Don’t Always Expect the Seventh Cavalry

Lawndale News Chicago's Bilingual Newspaper - Commentary

by Daniel Nardini

An effort to rescue an American photojournalist named Luke Somers, held hostage in Yemen, failed when his Al Qaeda captors shot him dead as U.S. special forces drew near the compound where he was held captive. It is a very sad ending to a rescue attempt, and I send all of my condolences to his family and friends. I am thankful that no U.S. special forces casualties ensued, and I had hoped that this rescue effort could have been successful. But I must give a very, very grave warning that all journalists and all photojournalists and all free lance writers must know the dangers they walk into when they go to a dangerous country or dangerous and unstable part of the world.

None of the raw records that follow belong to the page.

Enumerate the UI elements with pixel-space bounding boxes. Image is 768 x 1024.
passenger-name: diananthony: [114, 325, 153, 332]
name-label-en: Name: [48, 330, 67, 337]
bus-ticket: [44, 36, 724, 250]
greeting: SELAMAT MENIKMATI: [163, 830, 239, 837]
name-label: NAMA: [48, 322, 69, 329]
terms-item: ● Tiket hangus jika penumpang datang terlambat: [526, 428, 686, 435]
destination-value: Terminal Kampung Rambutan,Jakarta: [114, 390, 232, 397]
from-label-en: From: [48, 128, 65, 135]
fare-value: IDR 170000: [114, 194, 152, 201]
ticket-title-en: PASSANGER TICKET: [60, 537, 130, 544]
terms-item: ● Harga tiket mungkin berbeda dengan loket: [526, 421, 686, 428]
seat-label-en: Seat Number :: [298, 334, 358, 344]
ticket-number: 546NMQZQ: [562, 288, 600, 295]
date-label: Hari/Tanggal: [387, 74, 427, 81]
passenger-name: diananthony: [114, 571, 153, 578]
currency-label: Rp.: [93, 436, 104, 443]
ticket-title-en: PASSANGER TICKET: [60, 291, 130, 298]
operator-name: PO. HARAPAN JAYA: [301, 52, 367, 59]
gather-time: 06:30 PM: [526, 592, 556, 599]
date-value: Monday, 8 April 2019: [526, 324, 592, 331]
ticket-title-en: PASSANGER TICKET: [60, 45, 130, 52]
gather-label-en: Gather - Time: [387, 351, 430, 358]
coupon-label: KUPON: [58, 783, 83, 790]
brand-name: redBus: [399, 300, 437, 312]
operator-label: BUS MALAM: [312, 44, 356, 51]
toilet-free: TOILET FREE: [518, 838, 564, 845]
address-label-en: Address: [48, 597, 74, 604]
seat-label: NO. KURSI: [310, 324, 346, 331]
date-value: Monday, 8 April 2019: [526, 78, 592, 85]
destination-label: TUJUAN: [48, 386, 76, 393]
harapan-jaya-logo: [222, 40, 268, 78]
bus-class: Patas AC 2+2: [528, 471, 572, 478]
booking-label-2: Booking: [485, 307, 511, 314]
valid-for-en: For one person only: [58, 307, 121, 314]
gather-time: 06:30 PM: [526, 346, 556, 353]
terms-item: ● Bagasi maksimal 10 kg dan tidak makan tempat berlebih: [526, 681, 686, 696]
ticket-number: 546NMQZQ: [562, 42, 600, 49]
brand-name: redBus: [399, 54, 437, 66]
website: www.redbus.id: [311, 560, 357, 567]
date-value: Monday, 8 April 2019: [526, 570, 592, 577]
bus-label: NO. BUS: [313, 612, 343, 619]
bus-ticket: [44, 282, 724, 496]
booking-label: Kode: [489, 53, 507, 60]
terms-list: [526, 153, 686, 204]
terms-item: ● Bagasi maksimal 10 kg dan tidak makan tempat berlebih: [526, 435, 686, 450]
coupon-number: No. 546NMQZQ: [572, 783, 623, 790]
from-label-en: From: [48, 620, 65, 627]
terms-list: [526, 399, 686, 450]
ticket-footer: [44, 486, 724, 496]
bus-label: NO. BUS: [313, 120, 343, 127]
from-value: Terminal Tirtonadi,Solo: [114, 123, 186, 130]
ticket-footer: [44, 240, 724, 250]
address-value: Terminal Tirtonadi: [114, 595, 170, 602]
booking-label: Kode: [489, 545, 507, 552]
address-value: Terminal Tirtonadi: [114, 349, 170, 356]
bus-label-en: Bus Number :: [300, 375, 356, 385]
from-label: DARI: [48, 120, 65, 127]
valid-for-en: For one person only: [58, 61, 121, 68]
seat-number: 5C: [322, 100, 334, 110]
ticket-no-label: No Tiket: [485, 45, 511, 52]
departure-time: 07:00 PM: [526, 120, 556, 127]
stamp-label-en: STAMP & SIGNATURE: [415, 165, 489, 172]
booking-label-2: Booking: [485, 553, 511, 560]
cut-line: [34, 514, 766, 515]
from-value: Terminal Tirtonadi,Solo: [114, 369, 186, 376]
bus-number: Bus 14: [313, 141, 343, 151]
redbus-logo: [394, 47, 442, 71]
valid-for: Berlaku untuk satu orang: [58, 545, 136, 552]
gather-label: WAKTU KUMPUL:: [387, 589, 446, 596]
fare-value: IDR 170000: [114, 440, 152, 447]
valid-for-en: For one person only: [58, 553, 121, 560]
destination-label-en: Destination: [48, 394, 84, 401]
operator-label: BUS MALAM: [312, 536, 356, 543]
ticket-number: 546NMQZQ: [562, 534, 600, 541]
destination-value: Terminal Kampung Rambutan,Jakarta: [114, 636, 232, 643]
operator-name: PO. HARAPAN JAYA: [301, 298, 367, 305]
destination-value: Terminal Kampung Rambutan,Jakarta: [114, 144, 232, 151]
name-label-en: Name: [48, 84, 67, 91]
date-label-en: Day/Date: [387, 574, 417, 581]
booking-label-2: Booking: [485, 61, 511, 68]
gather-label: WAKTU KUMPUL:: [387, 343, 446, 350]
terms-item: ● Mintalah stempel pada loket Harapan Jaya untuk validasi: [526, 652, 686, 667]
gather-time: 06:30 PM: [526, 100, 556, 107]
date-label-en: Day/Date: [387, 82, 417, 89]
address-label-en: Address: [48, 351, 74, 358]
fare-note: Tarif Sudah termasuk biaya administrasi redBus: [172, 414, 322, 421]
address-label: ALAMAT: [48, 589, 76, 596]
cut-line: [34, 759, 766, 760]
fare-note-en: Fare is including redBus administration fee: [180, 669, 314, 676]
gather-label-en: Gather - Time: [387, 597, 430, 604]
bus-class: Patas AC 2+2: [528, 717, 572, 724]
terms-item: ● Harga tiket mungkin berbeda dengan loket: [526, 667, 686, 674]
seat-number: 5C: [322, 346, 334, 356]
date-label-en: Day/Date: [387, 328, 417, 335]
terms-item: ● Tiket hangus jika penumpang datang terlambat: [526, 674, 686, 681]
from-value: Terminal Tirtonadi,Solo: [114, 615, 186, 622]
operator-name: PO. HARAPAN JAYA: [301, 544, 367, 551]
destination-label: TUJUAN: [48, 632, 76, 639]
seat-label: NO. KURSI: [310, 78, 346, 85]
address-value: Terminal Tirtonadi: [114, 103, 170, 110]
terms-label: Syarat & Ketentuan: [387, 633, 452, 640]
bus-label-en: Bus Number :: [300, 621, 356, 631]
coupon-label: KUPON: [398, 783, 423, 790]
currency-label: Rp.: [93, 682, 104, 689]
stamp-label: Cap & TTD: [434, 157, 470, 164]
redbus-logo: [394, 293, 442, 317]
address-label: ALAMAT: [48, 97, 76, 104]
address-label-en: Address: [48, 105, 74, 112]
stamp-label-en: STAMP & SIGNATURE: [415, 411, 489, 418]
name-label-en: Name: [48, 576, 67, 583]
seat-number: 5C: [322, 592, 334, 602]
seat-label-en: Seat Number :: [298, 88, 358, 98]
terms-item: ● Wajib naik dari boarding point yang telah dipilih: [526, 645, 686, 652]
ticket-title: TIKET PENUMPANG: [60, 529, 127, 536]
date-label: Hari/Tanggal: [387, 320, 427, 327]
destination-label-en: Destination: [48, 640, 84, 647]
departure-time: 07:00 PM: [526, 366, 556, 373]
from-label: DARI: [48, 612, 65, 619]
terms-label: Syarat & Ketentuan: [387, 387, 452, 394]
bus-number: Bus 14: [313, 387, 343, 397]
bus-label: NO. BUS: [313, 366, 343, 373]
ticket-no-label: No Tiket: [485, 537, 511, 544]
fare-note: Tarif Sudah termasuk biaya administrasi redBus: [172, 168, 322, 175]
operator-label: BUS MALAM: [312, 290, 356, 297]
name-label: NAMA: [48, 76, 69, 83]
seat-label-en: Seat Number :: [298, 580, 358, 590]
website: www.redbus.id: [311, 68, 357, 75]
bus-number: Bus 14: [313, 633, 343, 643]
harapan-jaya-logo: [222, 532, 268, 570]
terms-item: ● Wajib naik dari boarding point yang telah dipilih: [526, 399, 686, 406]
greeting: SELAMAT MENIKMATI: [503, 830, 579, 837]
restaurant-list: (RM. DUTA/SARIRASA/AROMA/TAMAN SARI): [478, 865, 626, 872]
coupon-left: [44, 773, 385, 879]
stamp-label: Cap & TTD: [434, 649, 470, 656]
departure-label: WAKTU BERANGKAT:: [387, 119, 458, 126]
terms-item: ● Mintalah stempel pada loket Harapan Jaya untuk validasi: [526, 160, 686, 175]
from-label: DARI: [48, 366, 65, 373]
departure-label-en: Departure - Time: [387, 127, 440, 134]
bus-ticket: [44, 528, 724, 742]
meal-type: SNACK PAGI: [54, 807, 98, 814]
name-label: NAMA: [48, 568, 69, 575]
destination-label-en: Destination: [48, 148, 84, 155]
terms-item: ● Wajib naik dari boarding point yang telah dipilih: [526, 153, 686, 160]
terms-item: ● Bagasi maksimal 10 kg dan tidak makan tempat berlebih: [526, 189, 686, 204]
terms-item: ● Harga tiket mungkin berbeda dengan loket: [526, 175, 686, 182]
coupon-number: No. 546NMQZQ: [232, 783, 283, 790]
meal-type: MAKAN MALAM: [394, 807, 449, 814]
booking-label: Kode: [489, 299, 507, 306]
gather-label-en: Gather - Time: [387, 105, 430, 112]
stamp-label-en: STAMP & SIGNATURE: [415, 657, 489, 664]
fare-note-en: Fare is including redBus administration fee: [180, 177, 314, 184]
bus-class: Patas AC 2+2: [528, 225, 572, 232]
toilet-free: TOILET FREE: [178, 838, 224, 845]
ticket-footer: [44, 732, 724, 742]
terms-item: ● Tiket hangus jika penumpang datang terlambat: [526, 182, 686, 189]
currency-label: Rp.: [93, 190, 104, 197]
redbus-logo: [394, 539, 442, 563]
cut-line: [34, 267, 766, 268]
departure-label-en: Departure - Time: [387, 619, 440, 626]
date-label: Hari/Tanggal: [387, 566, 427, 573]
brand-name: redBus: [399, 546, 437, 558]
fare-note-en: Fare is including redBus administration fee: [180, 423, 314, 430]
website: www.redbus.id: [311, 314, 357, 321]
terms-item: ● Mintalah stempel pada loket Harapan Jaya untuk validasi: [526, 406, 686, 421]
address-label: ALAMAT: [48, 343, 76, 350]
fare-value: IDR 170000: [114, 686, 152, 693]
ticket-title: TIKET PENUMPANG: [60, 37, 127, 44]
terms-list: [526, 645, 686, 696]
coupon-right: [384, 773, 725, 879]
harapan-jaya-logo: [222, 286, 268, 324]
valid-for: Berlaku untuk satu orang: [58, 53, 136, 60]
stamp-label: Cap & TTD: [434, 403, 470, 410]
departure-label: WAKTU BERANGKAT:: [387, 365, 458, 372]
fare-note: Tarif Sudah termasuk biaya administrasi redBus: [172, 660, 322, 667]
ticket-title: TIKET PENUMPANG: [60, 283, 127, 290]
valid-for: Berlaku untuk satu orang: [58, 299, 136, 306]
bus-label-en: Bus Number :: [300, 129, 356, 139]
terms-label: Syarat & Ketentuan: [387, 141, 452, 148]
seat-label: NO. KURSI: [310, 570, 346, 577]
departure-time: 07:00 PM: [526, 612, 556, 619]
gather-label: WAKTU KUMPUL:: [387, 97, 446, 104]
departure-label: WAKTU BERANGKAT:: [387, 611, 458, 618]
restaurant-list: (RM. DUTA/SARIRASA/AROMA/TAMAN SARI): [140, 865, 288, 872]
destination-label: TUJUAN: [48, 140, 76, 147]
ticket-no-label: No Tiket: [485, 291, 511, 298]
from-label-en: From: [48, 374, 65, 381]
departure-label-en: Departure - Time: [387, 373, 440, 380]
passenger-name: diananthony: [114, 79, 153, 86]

As I learned from my experiences, being a journalist no longer entails any immunity, any protection, any kind of “respect” from too many enemies, too many rogue organizations and rebel groups with a grudge. It may have been true 40 to 50 years ago that journalists in the field were not considered targets of any side, and that they were allowed to do what they could to get a story. I wish I can say that now. Today journalists face all kinds of dangers from kidnapping to being shot by soldiers or guerrillas for the fun of it to making some warlord angry who kills them out of spite. The job of a journalist was never easy, and now that they are seen as fair game this occupation has become one of the most dangerous in the world. One thing that news organizations should do now is make it very clear that all those heading into dangerous and unstable situations must know they are truly on their own—no rescue, no negotiations, and a real chance they might be horribly killed.

I have had close encounters, and I know that journalism, especially in many disturbed areas overseas, is a very real life and death situation. It is a very hard thing for me to write this, and saying to all those whose luck may run out that they are on their own. They must realize that if captured, shot at or killed, this all goes with the territory. I personally think that it was not a good idea to send in U.S. special forces to rescue a photojournalist who had put himself into such a situation. I will not argue with anyone who feels that they must do their job and follow their conscience in trying to report a story no matter what the dangers, but they should be aware that they may not come back the next day or the day after or even be rescued or released. As I said before the threat of being horribly killed goes with the territory. In my case, my days of covering any conflict or problem outside the Untied States (fortunately they were almost none) are long since over. I will simply sit back and live the rest of my life in relative peace. I never expected the Seventh Cavalry to come rescue me, and I have long gotten out of the game while my luck held out.